Постепенно хор налаживался. Васькин голос звенел высоко, долетая до вершин сосен. Особенно здорово у нас получились вот эти строки:
Не скажет ни камень, ни крест, где легли
Во славу мы русского флага.
Лишь волны морские прославят в веках
Геройскую гибель "Варяга".
С взволнованными и решительными лицами, с готовностью сию секунду умереть, но не сдаться, замерли мы по команде Аскольда... у столовой.
- Вот она, ваша "скамья подсудимых" - буркнул вожатый.
Ничего не понимая, мы осматривали самый обыкновенный обрубок сосны.
Из состояния телеграфных столбов нас вывела повариха тетя Рая.
- Помощники пожаловали? - осведомилась она. - Держите орудия производства.
Тетя Рая вручила нам по ножу и показала на три мешка картошки, с которыми предстояло справиться нашему отряду.
- Не стесняйтесь, принимайтесь за работу.
Все облегченно вздохнули и сели на "скамью подсудимых". Сверкнули ножи, и первые очищенные картофелины заплюхались в огромных алюминиевых чанах с водой.

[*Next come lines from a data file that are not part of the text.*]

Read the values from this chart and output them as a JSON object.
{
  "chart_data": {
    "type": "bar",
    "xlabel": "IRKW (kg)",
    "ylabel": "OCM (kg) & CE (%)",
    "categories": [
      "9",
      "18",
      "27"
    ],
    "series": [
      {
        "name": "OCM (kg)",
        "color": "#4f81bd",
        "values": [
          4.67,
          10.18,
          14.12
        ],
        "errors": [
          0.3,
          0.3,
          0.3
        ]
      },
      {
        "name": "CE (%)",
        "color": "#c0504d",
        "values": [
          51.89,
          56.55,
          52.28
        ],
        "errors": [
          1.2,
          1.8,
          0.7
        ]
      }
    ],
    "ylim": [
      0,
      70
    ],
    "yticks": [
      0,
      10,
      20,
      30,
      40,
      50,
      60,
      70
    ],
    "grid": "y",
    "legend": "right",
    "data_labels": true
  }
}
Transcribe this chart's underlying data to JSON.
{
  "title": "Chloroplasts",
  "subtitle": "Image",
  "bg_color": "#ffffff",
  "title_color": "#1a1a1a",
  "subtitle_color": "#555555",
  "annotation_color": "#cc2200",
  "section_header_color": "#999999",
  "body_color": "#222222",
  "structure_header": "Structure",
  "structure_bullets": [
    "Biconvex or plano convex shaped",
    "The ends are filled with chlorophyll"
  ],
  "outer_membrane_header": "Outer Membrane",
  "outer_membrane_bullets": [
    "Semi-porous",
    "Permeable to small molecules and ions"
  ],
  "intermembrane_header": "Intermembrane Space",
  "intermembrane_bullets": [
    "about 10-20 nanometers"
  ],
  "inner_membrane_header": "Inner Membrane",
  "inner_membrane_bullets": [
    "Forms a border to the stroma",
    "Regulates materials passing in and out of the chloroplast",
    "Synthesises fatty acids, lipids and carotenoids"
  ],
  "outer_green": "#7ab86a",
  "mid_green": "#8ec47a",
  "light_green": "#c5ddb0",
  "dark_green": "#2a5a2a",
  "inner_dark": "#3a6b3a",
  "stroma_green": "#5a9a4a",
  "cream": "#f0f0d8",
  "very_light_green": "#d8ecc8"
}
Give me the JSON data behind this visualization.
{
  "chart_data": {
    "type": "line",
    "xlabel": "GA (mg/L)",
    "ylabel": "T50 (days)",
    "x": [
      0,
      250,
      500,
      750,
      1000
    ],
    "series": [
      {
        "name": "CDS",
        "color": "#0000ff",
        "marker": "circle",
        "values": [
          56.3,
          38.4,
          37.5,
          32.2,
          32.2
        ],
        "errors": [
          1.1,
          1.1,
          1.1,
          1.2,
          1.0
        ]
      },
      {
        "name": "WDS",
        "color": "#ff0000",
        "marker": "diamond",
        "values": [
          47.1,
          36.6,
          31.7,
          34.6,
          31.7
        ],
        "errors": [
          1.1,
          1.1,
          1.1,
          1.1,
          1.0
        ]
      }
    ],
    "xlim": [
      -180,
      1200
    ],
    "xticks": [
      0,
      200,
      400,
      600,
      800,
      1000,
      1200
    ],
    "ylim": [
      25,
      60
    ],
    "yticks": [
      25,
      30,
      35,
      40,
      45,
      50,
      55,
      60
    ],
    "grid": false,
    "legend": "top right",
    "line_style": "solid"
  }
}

Я работал вместе со всеми, а в голове у меня шла другая работа. Я размышлял. Ну и названьице придумали - "скамья подсудимых". Прямо оторопь берет. Но потом я решил, что чистить картошку - это не самое лучшее занятие в лагере. Не самое веселое, во всяком случае. И потому название обрубку сосны придумали неплохое, с юмором.
Но вскоре я начал терять чувство юмора. Над тремя мешками картошки мы проливали пот полдня.
А после мертвого часа Аскольд снова скомандовал:
- На "скамью подсудимых" шагом марш!
Мы уже не пели. Сами понимаете, нам было не до песен.
Рассевшись на "скамье подсудимых", мы уставились на очередные мешки картошки.
По лагерю быстро разнеслось, что наш отряд, тот самый, который без спроса бегал купаться, здорово болел и весело подмел территорию, с утра, не вставая, сидит на "скамье подсудимых". Каждый, кто пробегал мимо, считал своим долгом поострить:
- Эй вы, бульбянники! Как жизнь?
- Картофелечистильщикам - пламенный привет!
Сжав зубы, мы не отвечали на насмешки. Вы можете оценить, чего стоило нам молчание.
Появился и Ленька Александров. С ехидной улыбочкой понаблюдал, как мы боремся с картошкой, а потом исчез.
Через несколько минут пришел снова в окружении ватаги ребят из своего отряда. Кивнув на нас, Ленька громко изрек:
- Перевоспитание тунеядцев идет полным ходом.
Леньке я уже не мог не ответить - ведь он был моим одноклассником. Озабоченно оглядев "скамью подсудимых", на которой мы еле поместились, я произнес:
- Ребята, давайте потеснимся, тунеядец жаждет перевоспитаться.
Ленька замялся, не зная, что ответить, и повернулся к своим товарищам за подмогой. Но те потихоньку хихикали.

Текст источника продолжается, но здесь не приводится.